CONTRAINDICATIONS, PRECAUTIONS, ADVERSE REACTIONS
CONTRAINDICATIONS
Glutamine peptides are contraindicated in those hypersensitive to any component of a glutamine peptide-containing product.
PRECAUTIONS
The use of glutamine dipeptides in TPN must be done under medical supervision.
Those with renal and liver failure should exercise caution in the use of glutamine peptide supplements.
Pregnant women and nursing mothers should avoid the use of oral glutamine peptide supplements unless prescribed by their physicians.
ADVERSE REACTIONS
There are rare reports of constipation and bloating with high dose glutamine peptides in TPN.
INTERACTIONS
DRUGS
See L-Glutamine.
OVERDOSAGE
No reports of overdosage.
DOSAGE AND ADMINISTRATION
The use of glutamine dipeptides in TPN is relatively recent. The two synthetic dipeptides used are L-alanyl -L-glutamine and glycyl-L-glutamine. Doses suggested (given as L-glutamine) are 12 grams daily for surgical trauma and about 25 grams daily for severe trauma and infections.
Those who use oral glutamine peptide supplements for fitness or sports purposes use 1.5 to 4.5 grams (as L-glutamine) daily.
LITERATURE
Decker-Baumann C, Buhl K, Frohmuller S, et al. Reduction of chemotherapy-induced side-effects by parenteral glutamine supplementation in patients with metastatic colorectal cancer. Eur J Cancer. 1999; 35:202-207.

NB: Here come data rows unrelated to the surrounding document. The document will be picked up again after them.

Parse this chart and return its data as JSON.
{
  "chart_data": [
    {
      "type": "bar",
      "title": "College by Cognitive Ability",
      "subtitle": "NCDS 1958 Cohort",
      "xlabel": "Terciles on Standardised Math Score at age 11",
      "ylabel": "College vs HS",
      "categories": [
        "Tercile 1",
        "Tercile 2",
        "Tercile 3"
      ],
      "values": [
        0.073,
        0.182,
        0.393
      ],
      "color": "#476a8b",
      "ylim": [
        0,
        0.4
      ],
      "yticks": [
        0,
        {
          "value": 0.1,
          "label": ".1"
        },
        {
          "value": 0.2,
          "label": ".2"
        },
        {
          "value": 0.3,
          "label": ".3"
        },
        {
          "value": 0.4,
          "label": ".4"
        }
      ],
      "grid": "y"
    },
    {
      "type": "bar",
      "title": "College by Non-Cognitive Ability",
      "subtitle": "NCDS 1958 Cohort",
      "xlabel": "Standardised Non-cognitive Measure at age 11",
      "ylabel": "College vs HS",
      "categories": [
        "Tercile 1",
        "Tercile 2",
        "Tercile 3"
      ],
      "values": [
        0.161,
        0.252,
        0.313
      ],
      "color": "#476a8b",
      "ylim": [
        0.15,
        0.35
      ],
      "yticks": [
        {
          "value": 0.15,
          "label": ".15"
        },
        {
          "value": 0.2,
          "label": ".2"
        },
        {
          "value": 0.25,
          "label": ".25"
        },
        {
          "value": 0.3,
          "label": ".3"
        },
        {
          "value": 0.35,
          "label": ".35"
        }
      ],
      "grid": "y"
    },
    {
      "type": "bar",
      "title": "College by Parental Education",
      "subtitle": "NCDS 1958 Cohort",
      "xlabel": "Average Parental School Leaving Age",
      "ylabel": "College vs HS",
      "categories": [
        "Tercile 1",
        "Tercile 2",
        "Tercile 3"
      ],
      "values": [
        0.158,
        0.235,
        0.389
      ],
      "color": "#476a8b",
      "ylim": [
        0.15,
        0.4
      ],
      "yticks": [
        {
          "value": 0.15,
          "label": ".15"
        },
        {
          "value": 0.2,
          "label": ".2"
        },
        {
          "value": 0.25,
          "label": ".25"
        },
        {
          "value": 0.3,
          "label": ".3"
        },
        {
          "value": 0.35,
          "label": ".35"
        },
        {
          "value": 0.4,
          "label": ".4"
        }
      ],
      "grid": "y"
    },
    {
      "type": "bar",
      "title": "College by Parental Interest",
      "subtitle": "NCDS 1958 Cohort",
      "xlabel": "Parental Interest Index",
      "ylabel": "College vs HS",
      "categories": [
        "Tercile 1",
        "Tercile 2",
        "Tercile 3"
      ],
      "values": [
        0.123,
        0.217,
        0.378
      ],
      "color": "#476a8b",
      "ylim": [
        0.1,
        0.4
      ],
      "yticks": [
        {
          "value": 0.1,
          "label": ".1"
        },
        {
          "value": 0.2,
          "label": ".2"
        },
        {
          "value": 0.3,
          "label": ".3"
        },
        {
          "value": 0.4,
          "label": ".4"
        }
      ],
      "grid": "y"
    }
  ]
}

Furst P, Pogan K, Stehle P. Glutamine dipeptides in clinical nutrition. Nutrition. 1997; 13:731-737.
Khan J, Iiboshi Y, Cui L, et al. Alanyl-glutamine-supplemented parenteral nutrition increases luminal mucus gel and decreases permeability in the rat small intestine. J Parenter Enteral Nutr. 1999; 23:24-31.
Li YS, L. JS, Jiang JW, et al. Glycyl-glutamine-enriched long-term total parenteral nutrition attenuates bacterial translocation following small bowel transplantation in the pig. J Surg Res. 1999; 82:106-111.
Minami H, Morse EL, Adibi SA. Characteristics and mechanism of glutamine-dipeptide absorption in human intestine. Gastroenterology. 1992; 103:3-11.
Morlion BJ, Stehle P, Wachtler P, et al. Total parenteral nutrition with glutamine dipeptide after major abdominal surgery: a randomized, double-blind, controlled-study. Ann Surg. 1998; 227:302-308.
Schroder J, Kahlke V, Fandrich F, et al. Glutamine dipeptide-supplemented parenteral nutrition reverses gut mucosal structure and interleukin-6 release of rat intestinal mononuclear cells after hemorrhagic shock. Shock. 1998; 10:26-31.